Wednesday, November 8, 2023

"The Merrily Effect": Flops Deserving of Revival

With the epic success of the current Broadway revival of Merrily We Roll Along, I've been thinking about other big Broadway Flops that could possibly turn around with the right team behind it. Let's call it "The Merrily Effect."

"The Merrily Effect": 
Flops Deserving a Revival 

From the 80s:

(1984-85 season; 25 previews, 71 performances)
With its themes of racial, economic and sexual tensions set against the show-bizzy world of burlesque, I think modern audiences are ready for a revival.

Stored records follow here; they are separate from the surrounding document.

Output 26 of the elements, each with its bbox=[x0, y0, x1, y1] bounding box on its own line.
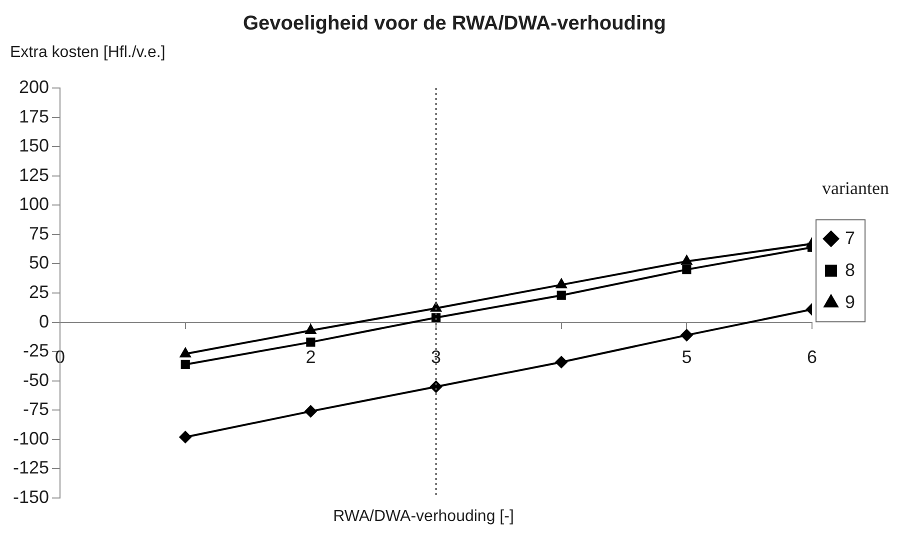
x-tick-label: 3 bbox=[431, 347, 442, 368]
y-tick-label: 150 bbox=[18, 136, 50, 156]
chart-title: Gevoeligheid voor de RWA/DWA-verhouding bbox=[243, 12, 666, 35]
y-tick-label: -50 bbox=[23, 370, 50, 390]
legend-label: 8 bbox=[845, 260, 856, 280]
y-tick-label: 75 bbox=[28, 223, 50, 244]
y-tick-label: -75 bbox=[23, 399, 50, 420]
x-tick-label: 6 bbox=[807, 347, 818, 368]
y-tick-label: -25 bbox=[23, 340, 50, 361]
x-tick-label: 2 bbox=[306, 347, 316, 368]
y-tick-label: 125 bbox=[18, 164, 50, 185]
y-tick-label: 0 bbox=[39, 311, 50, 332]
x-tick-label: 5 bbox=[682, 347, 692, 368]
legend-label: 7 bbox=[845, 228, 856, 248]
legend-title: varianten bbox=[822, 178, 889, 198]
y-tick-label: -150 bbox=[12, 486, 50, 507]
y-tick-label: 200 bbox=[18, 76, 50, 97]
y-tick-label: -125 bbox=[12, 458, 50, 478]
legend-label: 9 bbox=[845, 292, 856, 312]
y-tick-label: 100 bbox=[18, 194, 50, 214]
x-axis-title: RWA/DWA-verhouding [-] bbox=[332, 508, 515, 526]
y-tick-label: 50 bbox=[28, 252, 50, 273]
y-tick-label: 175 bbox=[18, 106, 50, 126]
y-tick-label: -100 bbox=[12, 428, 50, 448]
y-tick-label: 25 bbox=[28, 282, 50, 302]
y-axis-title: Extra kosten [Hfl./v.e.] bbox=[10, 44, 166, 62]
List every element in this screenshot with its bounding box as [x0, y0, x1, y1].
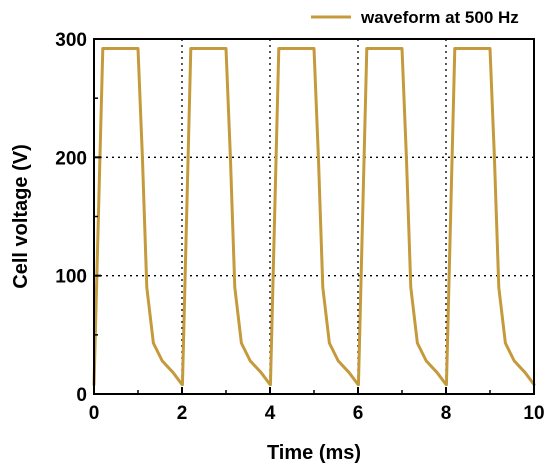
y-tick-label: 0 — [76, 385, 87, 406]
y-tick-label: 100 — [55, 267, 87, 288]
x-tick-label: 8 — [441, 403, 452, 424]
x-axis-label: Time (ms) — [267, 442, 361, 464]
x-tick-label: 2 — [177, 403, 188, 424]
legend-label: waveform at 500 Hz — [360, 8, 519, 27]
x-tick-label: 4 — [265, 403, 276, 424]
x-tick-label: 10 — [523, 403, 544, 424]
plot-frame — [93, 38, 535, 395]
x-tick-label: 6 — [353, 403, 364, 424]
series-line — [92, 46, 536, 387]
legend: waveform at 500 Hz — [311, 8, 519, 27]
y-tick-label: 300 — [55, 30, 87, 51]
series-layer — [92, 46, 536, 387]
x-tick-label: 0 — [89, 403, 100, 424]
grid-lines — [94, 39, 534, 394]
y-axis-label: Cell voltage (V) — [10, 144, 32, 288]
y-tick-label: 200 — [55, 148, 87, 169]
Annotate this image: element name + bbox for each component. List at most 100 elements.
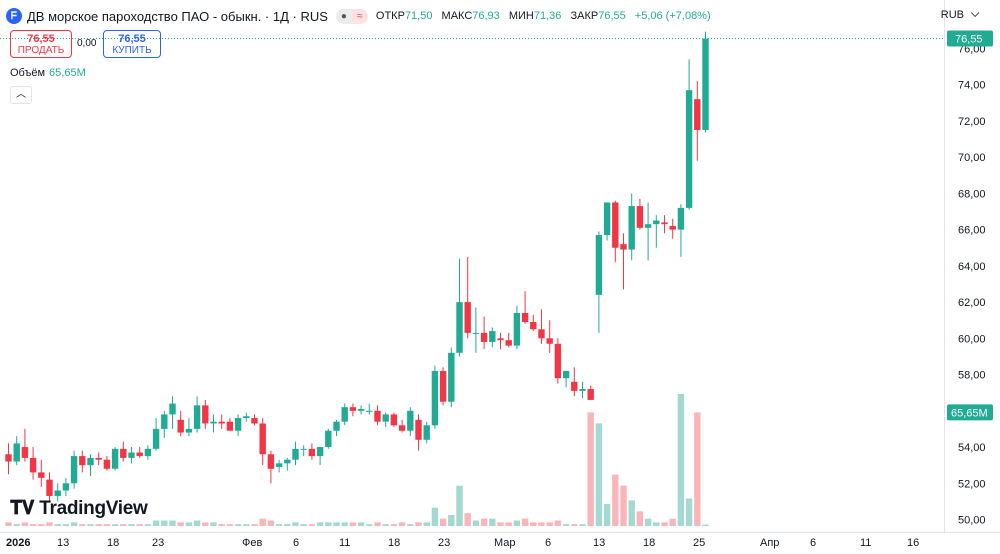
candle-body — [505, 340, 512, 346]
volume-bar — [267, 520, 275, 526]
volume-bar — [284, 524, 291, 526]
candle-body — [636, 206, 644, 228]
candle-body — [472, 332, 480, 334]
volume-bar — [653, 522, 660, 526]
status-pill[interactable]: ● ≈ — [335, 8, 368, 24]
candle — [193, 396, 201, 433]
candle — [144, 445, 152, 460]
candle — [505, 332, 512, 348]
candle-body — [144, 448, 152, 457]
candle — [185, 418, 193, 437]
candle — [661, 215, 668, 234]
collapse-legend-button[interactable]: ︿ — [10, 86, 32, 104]
buy-label: КУПИТЬ — [112, 45, 152, 56]
time-axis: 2026 13 18 23 Фев 6 11 18 23 Мар 6 13 18 25 Апр 6 11 16 — [6, 537, 919, 549]
volume-bar — [169, 520, 176, 526]
volume-label: Объём — [10, 67, 46, 79]
candle — [644, 202, 652, 261]
volume-bar — [374, 522, 381, 526]
volume-bar — [54, 524, 61, 526]
volume-bar — [390, 524, 398, 526]
candle-body — [46, 479, 53, 496]
candle — [431, 365, 439, 429]
volume-bar — [292, 522, 299, 526]
candle-body — [70, 456, 78, 484]
candle — [677, 204, 685, 257]
volume-bar — [210, 522, 217, 526]
price-tick-label: 60,00 — [958, 333, 986, 345]
candle — [341, 403, 348, 426]
tradingview-logo[interactable]: 𝐓𝐕 TradingView — [10, 498, 148, 520]
candle-body — [480, 332, 488, 342]
volume-value: 65,65M — [49, 67, 86, 79]
candle-body — [513, 312, 521, 346]
candle — [38, 459, 45, 487]
candle — [398, 419, 406, 433]
candle-body — [620, 244, 627, 250]
candle — [685, 59, 693, 210]
candle — [513, 305, 521, 350]
candle — [202, 399, 209, 429]
candle-body — [390, 414, 398, 426]
sell-button[interactable]: 76,55 ПРОДАТЬ — [10, 30, 72, 58]
volume-bar — [62, 524, 70, 526]
time-tick-label: 13 — [57, 537, 69, 549]
price-tick-label: 50,00 — [958, 515, 986, 527]
candle-body — [333, 421, 340, 431]
volume-bar — [70, 522, 78, 526]
volume-bar — [243, 524, 250, 526]
candle-body — [497, 338, 504, 341]
candle-body — [13, 443, 20, 462]
volume-bar — [185, 522, 193, 526]
symbol-title[interactable]: ДВ морское пароходство ПАО - обыкн. · 1Д… — [27, 8, 328, 24]
volume-bar — [259, 518, 266, 526]
currency-select[interactable]: RUB — [941, 9, 976, 21]
volume-bar — [472, 520, 480, 526]
price-tick-label: 66,00 — [958, 225, 986, 237]
volume-bar — [357, 522, 365, 526]
candle — [571, 367, 578, 397]
volume-bar — [661, 522, 668, 526]
volume-bar — [21, 522, 29, 526]
high-value: 76,93 — [472, 10, 500, 22]
volume-bar — [521, 518, 529, 526]
candle — [415, 414, 422, 451]
volume-bar — [612, 474, 619, 526]
volume-bar — [251, 524, 258, 526]
volume-bar — [398, 522, 406, 526]
candle-body — [357, 408, 365, 411]
candle-body — [702, 38, 709, 130]
candle-body — [595, 235, 603, 295]
candle-body — [571, 381, 578, 391]
volume-bar — [620, 485, 627, 526]
candle-body — [111, 448, 119, 469]
volume-bar — [439, 518, 447, 526]
buy-button[interactable]: 76,55 КУПИТЬ — [103, 30, 161, 58]
time-tick-label: 11 — [339, 537, 350, 549]
sell-label: ПРОДАТЬ — [17, 45, 65, 56]
volume-bar — [202, 522, 209, 526]
candle-body — [54, 490, 61, 496]
delay-icon: ≈ — [351, 8, 368, 24]
time-tick-label: 11 — [860, 537, 871, 549]
volume-bar — [38, 524, 45, 526]
candle — [702, 31, 709, 133]
candle — [382, 412, 389, 428]
volume-bar — [87, 524, 94, 526]
candle — [169, 396, 176, 429]
volume-bar — [554, 520, 562, 526]
candle — [161, 410, 168, 438]
time-tick-label: Мар — [494, 537, 516, 549]
candle — [267, 450, 275, 484]
price-tick-label: 52,00 — [958, 478, 986, 490]
volume-bar — [161, 520, 168, 526]
price-tick-label: 64,00 — [958, 261, 986, 273]
candle-body — [579, 389, 586, 391]
volume-bar — [546, 522, 553, 526]
volume-bar — [644, 518, 652, 526]
volume-bar — [275, 524, 283, 526]
volume-bar — [603, 504, 611, 526]
time-tick-label: 25 — [693, 537, 705, 549]
candle-body — [136, 452, 143, 457]
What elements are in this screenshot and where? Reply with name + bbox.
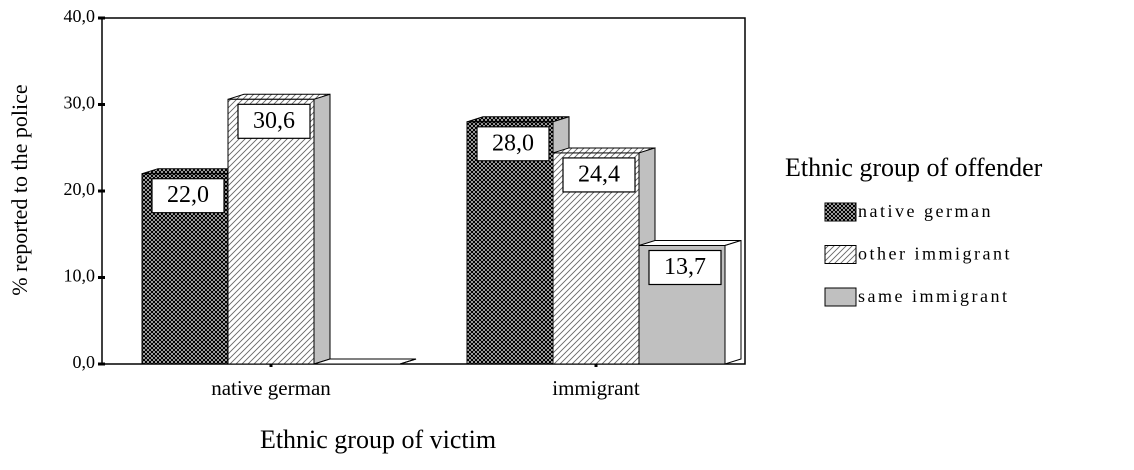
bar-top — [552, 147, 656, 154]
bar-front — [466, 121, 554, 365]
legend-label: other immigrant — [858, 244, 1012, 264]
value-label-box — [562, 157, 636, 193]
y-tick-label: 40,0 — [64, 6, 96, 26]
value-label: 24,4 — [578, 161, 620, 187]
legend-swatch — [824, 287, 857, 307]
value-label-box — [237, 103, 311, 139]
value-label-box — [648, 249, 722, 286]
bar-side — [724, 239, 742, 365]
y-tick-label: 30,0 — [64, 93, 96, 113]
bar-side — [399, 358, 417, 365]
bar — [313, 358, 417, 365]
legend-label: native german — [858, 201, 993, 221]
bar-front — [227, 98, 315, 365]
value-label: 28,0 — [492, 130, 534, 156]
y-tick-label: 10,0 — [64, 266, 96, 286]
bar-side — [313, 93, 331, 365]
value-label: 30,6 — [253, 108, 295, 134]
y-tick-label: 0,0 — [73, 352, 96, 372]
value-label: 13,7 — [664, 254, 706, 280]
x-axis-title: Ethnic group of victim — [260, 425, 496, 454]
x-tick-label: immigrant — [552, 376, 640, 400]
x-tick-label: native german — [211, 376, 331, 400]
legend-swatch — [824, 245, 857, 264]
value-label: 22,0 — [167, 182, 209, 208]
y-axis-title: % reported to the police — [7, 84, 32, 295]
bar-top — [227, 93, 331, 100]
legend-title: Ethnic group of offender — [785, 153, 1043, 182]
bar-top — [638, 239, 742, 246]
y-tick-label: 20,0 — [64, 179, 96, 199]
bar-top — [466, 116, 570, 123]
bar — [227, 93, 331, 365]
legend-swatch — [824, 202, 857, 222]
legend-label: same immigrant — [858, 286, 1009, 306]
value-label-box — [151, 178, 225, 214]
bar-top — [313, 358, 417, 365]
value-label-box — [476, 126, 550, 162]
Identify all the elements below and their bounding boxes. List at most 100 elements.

Dark and unrelenting, yet optimistic and powerful, the right director and someone to tighten up the book could make this the hit it deserves to be.

Wind in the Willows
(1985-86 season; 25 previews, 4 performances)
Despite a cast full of future Broadway stars (Nathan Lane played Toad), and Tony nominations for book and score, this was a fast flop. But I suspect that Broadway audiences are much more accepting of clever, fanciful, "family-friendly" shows featuring actors as animals. This classic tale has easy to digest plotting, while still tackling important themes. I wonder what Tina Landau might do with this property?

From the 90s:


Shogun: The Musical 
(1990-91 season; 18 previews, 72 performances)
I actually saw this show more than once, and I am confident there is a hit musical to be found in there. A contemporary re-look at the show - a deeper focus on Japanese culture and history, with less stereotyping would be a great place to start. And, while I loved the spectacle of it all, maybe a "less is more" stylized approach would heighten the story and conflicts. A show doesn't have to be overwhelming to retain an epic feel.

The Capeman
(1997-98 season; 59 previews, 68 performances)
Considering how it turned out for him, I doubt Paul Simon would be willing to revisit his score. To be honest, the score wasn't the issue here. It was the book that felt busy, muddled and either too one-sided or too undecided, depending on your point of view. Today's audiences are much more willing to engage with real-life stories of injustice (see Parade). Some tightening, along with the right director (Lin-Manuel Miranda, maybe?) could make this important work a success.


  1. All these are terrible choices

  2. Thank you for your response, anonymous. I'd love to hear your suggestions for shows from those decades or maybe the 2000s and 2010s, as I'm preparing a similar article for publication soon.